先日、保管していた取材手帳を整理中に、あるメモが目に留まった。尹錫悦政権発足直後、当時の与党関係者との会食時に書き留めたものだ。内容は、尹錫悦前大統領が2022年に訪米した際、ヘンリー・キッシンジャー元米国務長官と交わした非公開の対話記録だった。このメモは、李在明氏の最近の対日政策の変化を理解する上で重要な示唆を含んでいる。
キッシンジャー氏が尹錫悦前大統領に語った「現実」
キッシンジャー氏は尹前大統領に対し、かつてニクソン政権が中国とのデタント(緊張緩和)に取り組んだ経験について語ったという。キッシンジャー氏は、「尹錫悦政権が掲げる価値観外交の趣旨はよく分かる」としながらも、「国際社会の『現実』は『価値』だけでは対応できないことを常に念頭に置くべきだ」と説明したとされる。これは、国益のためならたとえ追求する価値が違ったとしても、敵と手を組むことも辞さない「現実政治」の大家らしい助言と言える。
歴史的先例:ニクソンによる中国とのデタント
1970年代、当時のリチャード・ニクソン米大統領は、安全保障担当補佐官だったキッシンジャー氏を特使として中国に派遣するなど、極秘の外交を通じて「竹のカーテン」を開いた。1949年の冷戦初期に中国が共産化した際、米国は中華民国(台湾)を合法的な政府として認め、中華人民共和国とは激しく敵対していた。さらに、6・25戦争(朝鮮戦争)や第一次・第二次の台湾海峡危機などを経て、米中関係は極度に悪化した状態が続いていたのだ。ところが、1960年代末に中国とソ連の対立が表面化すると、ニクソン大統領はこれを地政学的な好機と捉え、中国を取り込むことでソ連を牽制しようと考えた。これは、過去の敵対関係に囚われず、現在と将来の国益に集中した大胆な決断だった。1972年のニクソン大統領訪中、毛沢東主席や周恩来首相との会談、そして米中国交正常化に向けた合意を記した「上海コミュニケ(共同声明)」は、当時としては極めて異例であり、ニクソン大統領の主要な功績の一つとされている。徹底した反共主義者であったニクソンだからこそ、この歴史的な政策転換はより注目を浴びたのだ。
李在明氏の過去の強硬な対日スタンス
一方、李在明氏はこれまで強硬な反日主義者として知られてきた経緯がある。城南市長だった当時、「日本は軍事的に敵性を解消したとは言い難い」と発言。共に民主党代表時には、韓米日合同軍事演習を強く批判し、「日本軍による韓半島進駐、旭日旗が韓半島に再び掲げられる日が来るかもしれない」とまで語ったことがある。強制徴用賠償など歴史問題に関しても、「不当な歴史侵略に対して大韓民国の名で、国民の名で全面戦を宣布しなければならない」と主張するなど、実際にはこれ以上に過激な発言も少なくなかった。
大統領就任後の「実用的観点」への転換
そうした過去の言動とは対照的に、李在明氏が韓国大統領に就任後、最初の記者会見で「(対日政策は)実用的観点が必要」との考えを示したことは注目に値する。さらに、今月17日の日韓首脳会談では、日本と韓国は「家の前の庭を一緒に使う隣人」として「未来志向の関係構築」を呼びかけた。これらの発言を受け、外交関係者の間からは「え?何?」「意外だ」といった驚きの声が上がる一方、「もう少し見守る必要がある」と様子見する雰囲気が支配的となっている。

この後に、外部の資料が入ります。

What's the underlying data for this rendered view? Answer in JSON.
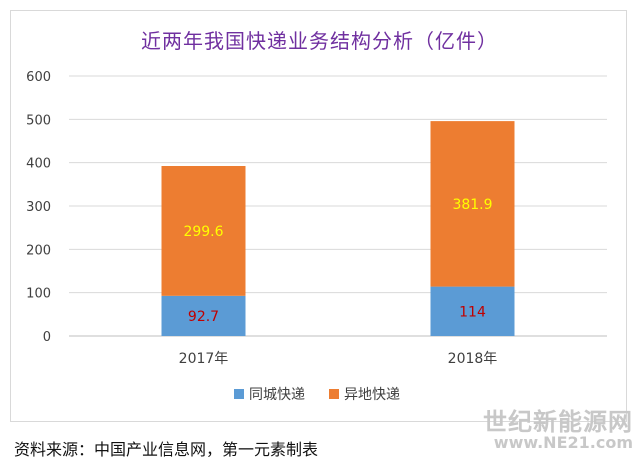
{
  "chart_data": {
    "type": "bar",
    "stacked": true,
    "title": "近两年我国快递业务结构分析（亿件）",
    "categories": [
      "2017年",
      "2018年"
    ],
    "series": [
      {
        "name": "同城快递",
        "values": [
          92.7,
          114
        ],
        "color": "#5b9bd5",
        "label_color": "#c00000"
      },
      {
        "name": "异地快递",
        "values": [
          299.6,
          381.9
        ],
        "color": "#ed7d31",
        "label_color": "#ffff00"
      }
    ],
    "ylim": [
      0,
      600
    ],
    "yticks": [
      "0",
      "100",
      "200",
      "300",
      "400",
      "500",
      "600"
    ],
    "grid": true,
    "legend_position": "bottom"
  },
  "source_note": "资料来源：中国产业信息网，第一元素制表",
  "watermark": {
    "text": "世纪新能源网",
    "url": "www.NE21.com"
  }
}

李在明大統領の対日政策転換と日韓関係の将来を象徴するイラスト
強硬派が融和策を使う効果:ゲーム理論からの示唆
強硬な姿勢で知られる人物が融和的な政策を用いる場合、「本心に見える効果」が生まれ、交渉力や推進力が倍増するというゲーム理論における分析がある。ハーバード大学のジョセフ・ナイ教授は、その著書「ソフトパワー」の中で、「反共主義者のニクソンだったからこそ、米中国交回復という外交政策の大胆な転換に必要な政治的費用を少なく抑えられた」と説明している。これは、本来の立場と異なる方向への転換が、かえってその人物の決意や政策の重要性を強調し、受け入れられやすくする効果を示唆している。
今後の焦点:李在明氏による日韓関係の「デタント」なるか
キッシンジャー氏がニクソンを支えたように、李在明大統領が今後、日本との関係において、過去の対立を乗り越え、新たなデタントの道を開くのかどうかに注目が集まっている。彼のこれまでの強硬なイメージと、大統領としての「実用的観点」に基づく政策決定との間のギャップが、日韓関係の未来にどのような影響を与えるのかが今後の大きな焦点となるだろう。